In [25]:
import numpy as np
import requests
from bs4 import BeautifulSoup
import pandas as pd
import time

base_url = "https://www.football-data.co.uk/"

leagues = {
    "england": "Premier League",
    "germany": "Bundesliga 1",
    "italy": "Serie A",
    "spain": "La Liga Primera Division",
    "france": "Le Championnat",
}

# leagues = {
#     "france": "Le Championnat",
# 
# }

aliases = {
    "F1": "france_division_1",
    "E0": "england_division_1",
    "D1": "germany_division_1",
    "I1": "italy_division_1",
    "SP1": "spain_division_1",
}

file_names = []

for country, league_name in leagues.items():
    

    league_html = requests.get(base_url + country + "m.php")
    soup = BeautifulSoup(league_html.text, 'lxml')
    league_data_links = soup.find_all(lambda x : league_name in x.contents)

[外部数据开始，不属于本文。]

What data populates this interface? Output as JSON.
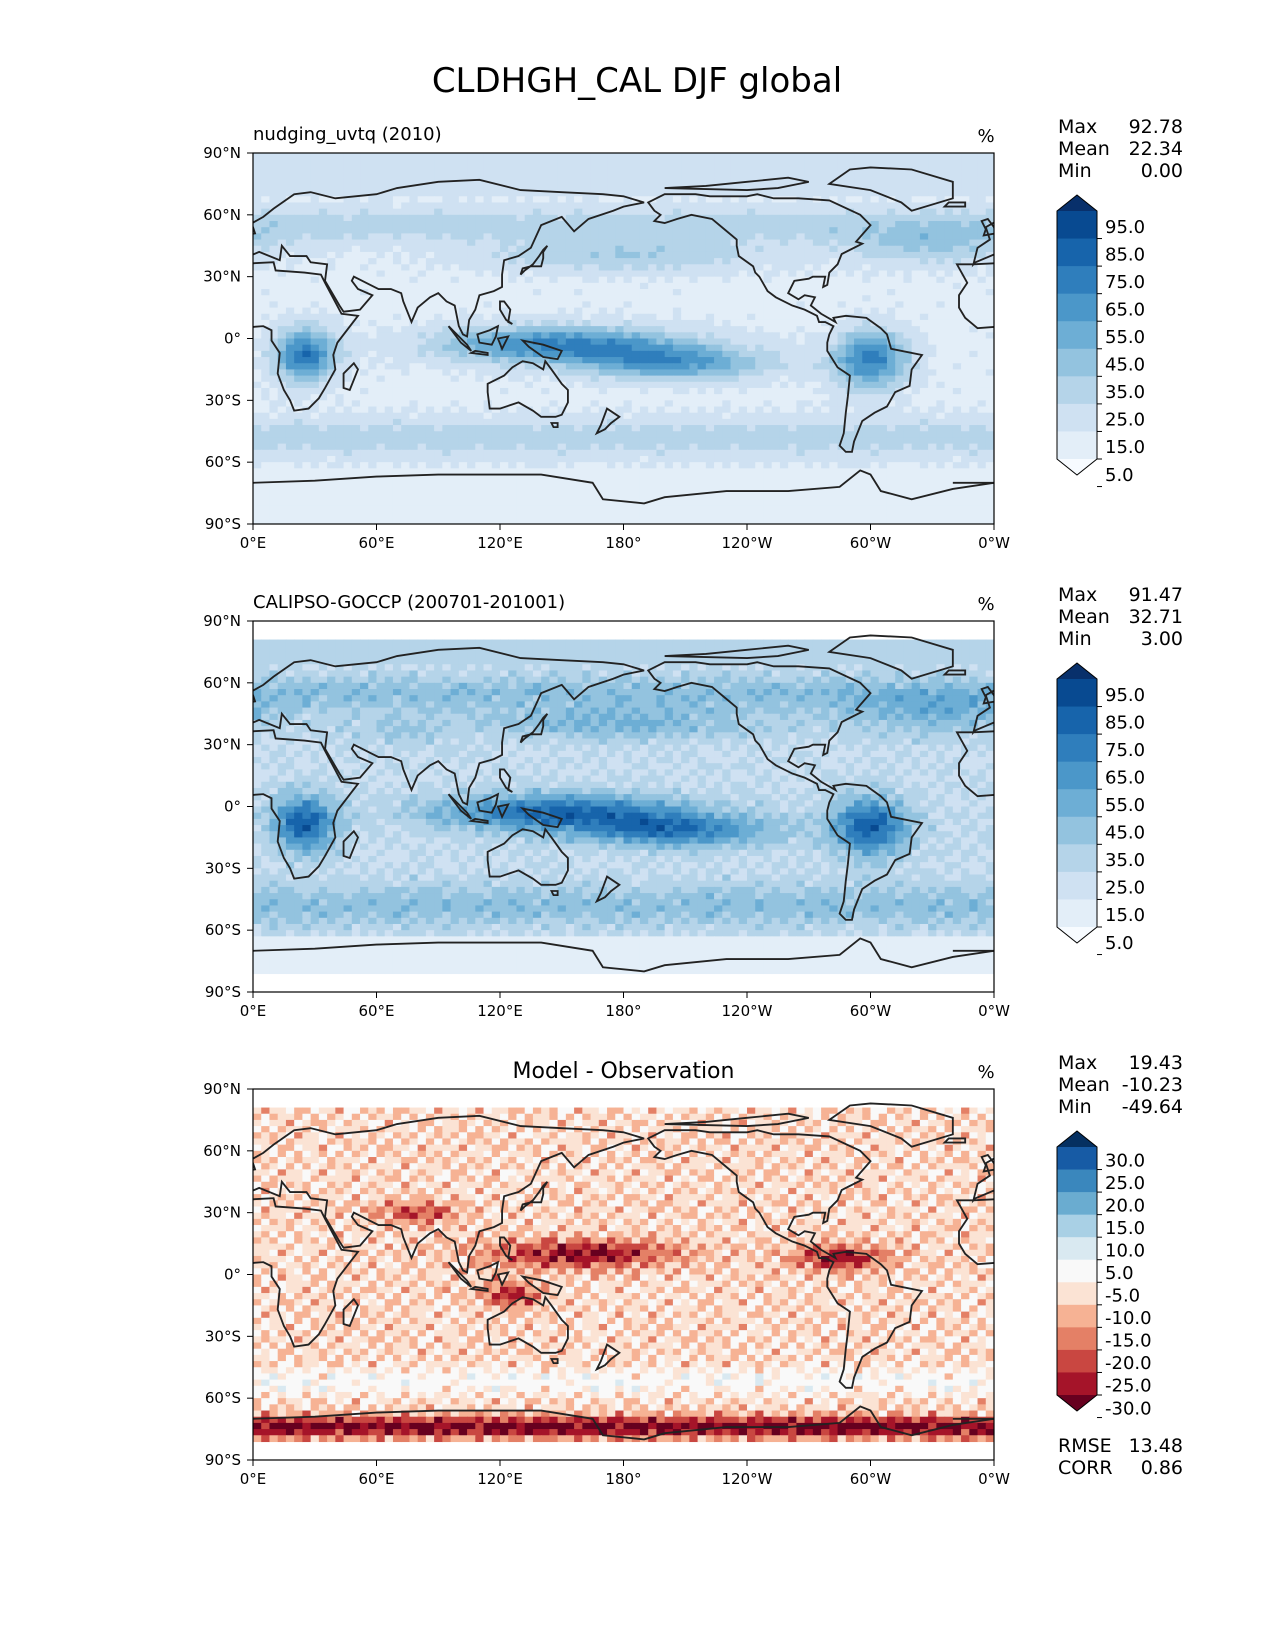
{
  "figure_title": "CLDHGH_CAL DJF global",
  "colors": {
    "blues": [
      "#f7fbff",
      "#e3eef8",
      "#cfe1f2",
      "#b5d4e9",
      "#93c3df",
      "#6daed5",
      "#4b97c9",
      "#2f7ebc",
      "#1764ab",
      "#084a91",
      "#08306b"
    ],
    "diff": [
      "#67001f",
      "#a51429",
      "#c94741",
      "#e48066",
      "#f6b294",
      "#fbe3d4",
      "#f9f9f9",
      "#d9e9f1",
      "#a9d0e5",
      "#6aacd0",
      "#3a87bd",
      "#175ba5",
      "#053061"
    ],
    "coast": "#222222"
  },
  "chart_data": [
    {
      "type": "contour-map",
      "name": "test",
      "title": "nudging_uvtq (2010)",
      "units": "%",
      "stats": [
        {
          "label": "Max",
          "value": "92.78"
        },
        {
          "label": "Mean",
          "value": "22.34"
        },
        {
          "label": "Min",
          "value": "0.00"
        }
      ],
      "colorbar_levels": [
        "95.0",
        "85.0",
        "75.0",
        "65.0",
        "55.0",
        "45.0",
        "35.0",
        "25.0",
        "15.0",
        "5.0"
      ],
      "colormap": "blues",
      "xticks": [
        "0°E",
        "60°E",
        "120°E",
        "180°",
        "120°W",
        "60°W",
        "0°W"
      ],
      "yticks": [
        "90°N",
        "60°N",
        "30°N",
        "0°",
        "30°S",
        "60°S",
        "90°S"
      ],
      "xlim": [
        0,
        360
      ],
      "ylim": [
        -90,
        90
      ]
    },
    {
      "type": "contour-map",
      "name": "reference",
      "title": "CALIPSO-GOCCP (200701-201001)",
      "units": "%",
      "stats": [
        {
          "label": "Max",
          "value": "91.47"
        },
        {
          "label": "Mean",
          "value": "32.71"
        },
        {
          "label": "Min",
          "value": "3.00"
        }
      ],
      "colorbar_levels": [
        "95.0",
        "85.0",
        "75.0",
        "65.0",
        "55.0",
        "45.0",
        "35.0",
        "25.0",
        "15.0",
        "5.0"
      ],
      "colormap": "blues",
      "xticks": [
        "0°E",
        "60°E",
        "120°E",
        "180°",
        "120°W",
        "60°W",
        "0°W"
      ],
      "yticks": [
        "90°N",
        "60°N",
        "30°N",
        "0°",
        "30°S",
        "60°S",
        "90°S"
      ],
      "xlim": [
        0,
        360
      ],
      "ylim": [
        -90,
        90
      ]
    },
    {
      "type": "contour-map",
      "name": "difference",
      "title": "Model - Observation",
      "units": "%",
      "stats": [
        {
          "label": "Max",
          "value": "19.43"
        },
        {
          "label": "Mean",
          "value": "-10.23"
        },
        {
          "label": "Min",
          "value": "-49.64"
        }
      ],
      "metrics": [
        {
          "label": "RMSE",
          "value": "13.48"
        },
        {
          "label": "CORR",
          "value": "0.86"
        }
      ],
      "colorbar_levels": [
        "30.0",
        "25.0",
        "20.0",
        "15.0",
        "10.0",
        "5.0",
        "-5.0",
        "-10.0",
        "-15.0",
        "-20.0",
        "-25.0",
        "-30.0"
      ],
      "colormap": "diff",
      "xticks": [
        "0°E",
        "60°E",
        "120°E",
        "180°",
        "120°W",
        "60°W",
        "0°W"
      ],
      "yticks": [
        "90°N",
        "60°N",
        "30°N",
        "0°",
        "30°S",
        "60°S",
        "90°S"
      ],
      "xlim": [
        0,
        360
      ],
      "ylim": [
        -90,
        90
      ]
    }
  ]
}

    links = [tag['href'] for tag in league_data_links][:22]
    print('links:', links)
    for i, league_url in enumerate(links):
        # if i < 17:
        #     continue
        # generate file name
        league_info = league_url.split(".csv")[0].split("/")[1:]
        year_str = league_info[0]
        year = year_str[:2] + "-" + year_str[2:]
        league_name = aliases[league_info[1]]
        file_name = league_name + "_" + year + ".csv"
        file_names.append(file_name)
        
        # call api and write data to file
        print('base_url:', base_url)
        print('league_url:', league_url)
        # print('\n')
        # time.sleep(1)
        league_data = requests.get(base_url + league_url)
        with open("data/" + file_name, mode='wb') as f:
            f.write(league_data.content)


In [26]:
import requests
from bs4 import BeautifulSoup
import time
import os
from requests.adapters import HTTPAdapter
from urllib3.util.retry import Retry

base_url = "https://www.football-data.co.uk/"

leagues = {
    "england": "Premier League",
    "germany": "Bundesliga 1",
    "italy": "Serie A",
    "spain": "La Liga Primera Division",
    "france": "Le Championnat",
}

aliases = {
    "F1": "france_division_1",
    "E0": "england_division_1",
    "D1": "germany_division_1",
    "I1": "italy_division_1",
    "SP1": "spain_division_1",
}

# 设置带重试和超时的 session
def create_session(retries=5, backoff=1, timeout=10):
    session = requests.Session()
    retry = Retry(
        total=retries,
        backoff_factor=backoff,
        status_forcelist=[429, 500, 502, 503, 504],
        allowed_methods=["GET"],
        raise_on_status=False
    )
    adapter = HTTPAdapter(max_retries=retry)
    session.mount("http://", adapter)
    session.mount("https://", adapter)
    session.request = lambda *args, **kwargs: requests.Session.request(
        session, *args, timeout=timeout, **kwargs
    )
    return session

session = create_session()

file_names = []

os.makedirs("data", exist_ok=True)

for country, league_name in leagues.items():
    try:
        print(f"\n处理：{country.upper()} - {league_name}")
        league_html = session.get(base_url + country + "m.php")
        soup = BeautifulSoup(league_html.text, 'lxml')
        league_data_links = soup.find_all(lambda x: league_name in x.contents)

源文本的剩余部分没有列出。